Jim reached for Michael Dennis' hand and held it with both his own, while he said: "Stay with me for a month or two, Uncle Denny. Don't go away. I need you. I've neither wife nor father and I haven't the gift of speech that makes a man friends."

Jim was off the next morning before daylight. Uncle Denny slept late and while he was eating his breakfast, the ex-saloonkeeper, Murphy, came in.

"The Big Boss sent me up to spend the day with you, Mr. Dennis. He can't get back till late in the afternoon. He told me to talk Project politics to you. My name is Murphy. I'm timekeeper down below, but I've left the job for a while for reasons of my own."

Uncle Denny pulled a chair out for Murphy and looked at him thoughtfully.

"Do you know this jackal, Fleckenstein?"

"I do. The Boss showed me that letter. I suppose you know how a man like Mr. Manning would take to a fellow like Fleckenstein?"

"Know!" snorted Uncle Denny. "Why, young fellow, I'd know Jim's disembodied soul if I met it in an uninhabited desert."

Murphy raised his eyebrows. "You're Irish, I take it."

"You take it right."

"I was born in Dublin myself."

The two men shook hands and Murphy went on. "I told the Boss to forget that letter. I know Fleckenstein. I know all his secrets just as I do about every other man's in the valley. I know their shames and their business grafts. In fact I know everything but the best side of 'em. I've been in the saloon business in this valley for twenty years, Mr. Dennis."

"Ah!" said Uncle Denny. "I understand now!"

"All I've got to do," said Murphy, "is to drop in on Fleckenstein and mention this letter and suggest that my own information is what you might call detailed. 'Twill be enough."

"Of course, it might not be Fleckenstein," said Dennis.

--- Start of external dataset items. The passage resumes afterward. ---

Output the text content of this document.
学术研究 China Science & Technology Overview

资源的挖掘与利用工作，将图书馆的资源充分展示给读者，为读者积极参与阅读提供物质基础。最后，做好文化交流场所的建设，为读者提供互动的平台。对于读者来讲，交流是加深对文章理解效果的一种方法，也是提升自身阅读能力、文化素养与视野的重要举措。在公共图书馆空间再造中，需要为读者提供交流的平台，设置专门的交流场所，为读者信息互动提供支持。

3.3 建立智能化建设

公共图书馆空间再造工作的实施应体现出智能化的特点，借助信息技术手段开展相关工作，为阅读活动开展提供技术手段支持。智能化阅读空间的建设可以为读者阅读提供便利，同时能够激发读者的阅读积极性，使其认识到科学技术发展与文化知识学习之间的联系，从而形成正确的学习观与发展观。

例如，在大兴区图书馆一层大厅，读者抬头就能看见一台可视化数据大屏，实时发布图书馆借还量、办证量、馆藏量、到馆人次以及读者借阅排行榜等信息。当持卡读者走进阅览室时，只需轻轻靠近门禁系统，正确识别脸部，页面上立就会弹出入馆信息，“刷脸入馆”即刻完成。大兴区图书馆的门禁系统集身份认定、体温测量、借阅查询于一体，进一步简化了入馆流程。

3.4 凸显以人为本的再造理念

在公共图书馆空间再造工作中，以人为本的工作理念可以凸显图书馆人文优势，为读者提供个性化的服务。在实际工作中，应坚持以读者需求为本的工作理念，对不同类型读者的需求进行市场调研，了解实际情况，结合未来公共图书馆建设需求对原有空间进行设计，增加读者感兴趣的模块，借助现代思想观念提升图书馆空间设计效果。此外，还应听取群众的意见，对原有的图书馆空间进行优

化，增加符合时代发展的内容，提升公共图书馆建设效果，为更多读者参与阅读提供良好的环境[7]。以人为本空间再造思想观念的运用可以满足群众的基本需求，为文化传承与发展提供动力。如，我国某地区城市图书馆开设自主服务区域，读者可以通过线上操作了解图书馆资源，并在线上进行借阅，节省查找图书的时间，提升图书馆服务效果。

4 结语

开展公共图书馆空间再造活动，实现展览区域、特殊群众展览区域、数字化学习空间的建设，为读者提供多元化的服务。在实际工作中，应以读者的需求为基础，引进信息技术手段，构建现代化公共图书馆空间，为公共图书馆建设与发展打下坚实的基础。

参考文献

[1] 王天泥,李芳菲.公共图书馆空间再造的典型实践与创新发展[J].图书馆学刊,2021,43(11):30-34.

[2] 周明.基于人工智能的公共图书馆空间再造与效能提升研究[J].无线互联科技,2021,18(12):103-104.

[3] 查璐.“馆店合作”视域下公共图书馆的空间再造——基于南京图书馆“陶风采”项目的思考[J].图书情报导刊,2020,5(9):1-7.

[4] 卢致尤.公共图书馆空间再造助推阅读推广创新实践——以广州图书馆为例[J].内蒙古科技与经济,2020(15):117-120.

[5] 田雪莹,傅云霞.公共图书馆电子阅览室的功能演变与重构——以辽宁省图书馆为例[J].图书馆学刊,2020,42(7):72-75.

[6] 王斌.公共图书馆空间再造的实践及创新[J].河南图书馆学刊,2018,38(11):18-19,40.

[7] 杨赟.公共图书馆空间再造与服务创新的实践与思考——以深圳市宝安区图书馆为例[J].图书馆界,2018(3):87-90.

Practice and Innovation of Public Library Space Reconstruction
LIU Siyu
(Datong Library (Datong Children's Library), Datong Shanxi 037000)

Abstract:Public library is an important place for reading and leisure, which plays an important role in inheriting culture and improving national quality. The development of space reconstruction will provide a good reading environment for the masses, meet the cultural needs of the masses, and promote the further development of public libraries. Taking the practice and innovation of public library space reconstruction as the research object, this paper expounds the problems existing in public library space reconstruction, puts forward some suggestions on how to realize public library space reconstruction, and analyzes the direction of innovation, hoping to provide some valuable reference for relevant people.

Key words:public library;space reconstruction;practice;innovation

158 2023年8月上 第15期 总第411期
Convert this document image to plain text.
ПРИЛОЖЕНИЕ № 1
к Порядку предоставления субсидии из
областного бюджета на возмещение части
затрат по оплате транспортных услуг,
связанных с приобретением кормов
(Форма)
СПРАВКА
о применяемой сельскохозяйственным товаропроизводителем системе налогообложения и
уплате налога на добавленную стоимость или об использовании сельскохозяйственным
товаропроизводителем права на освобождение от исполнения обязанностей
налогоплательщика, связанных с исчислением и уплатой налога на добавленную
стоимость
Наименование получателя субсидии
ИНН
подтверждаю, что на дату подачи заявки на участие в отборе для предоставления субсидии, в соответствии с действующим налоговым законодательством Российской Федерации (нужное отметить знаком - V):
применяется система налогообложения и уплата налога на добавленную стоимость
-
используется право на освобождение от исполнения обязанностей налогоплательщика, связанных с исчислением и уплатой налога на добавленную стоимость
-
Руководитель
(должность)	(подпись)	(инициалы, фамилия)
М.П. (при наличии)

"Never mind! My warning will reach the proper party, if I go to Fleckenstein," said Murphy. He smacked his lips over the cup of coffee Mrs. Flynn set before him.

"And how came you to be helping the Boss instead of distributing booze?" asked Uncle Denny.

"I was about ready to quit, anyhow," said Murphy. "A man gets sick of crooked deals if you give him time. And time was when a man could keep a saloon in this section and still be the leading citizen and his wife could hold up her head with the banker's wife. That time's gone. I've been thinking for a long time of marrying and settling down. Then the Boss cleaned me out." Murphy chuckled.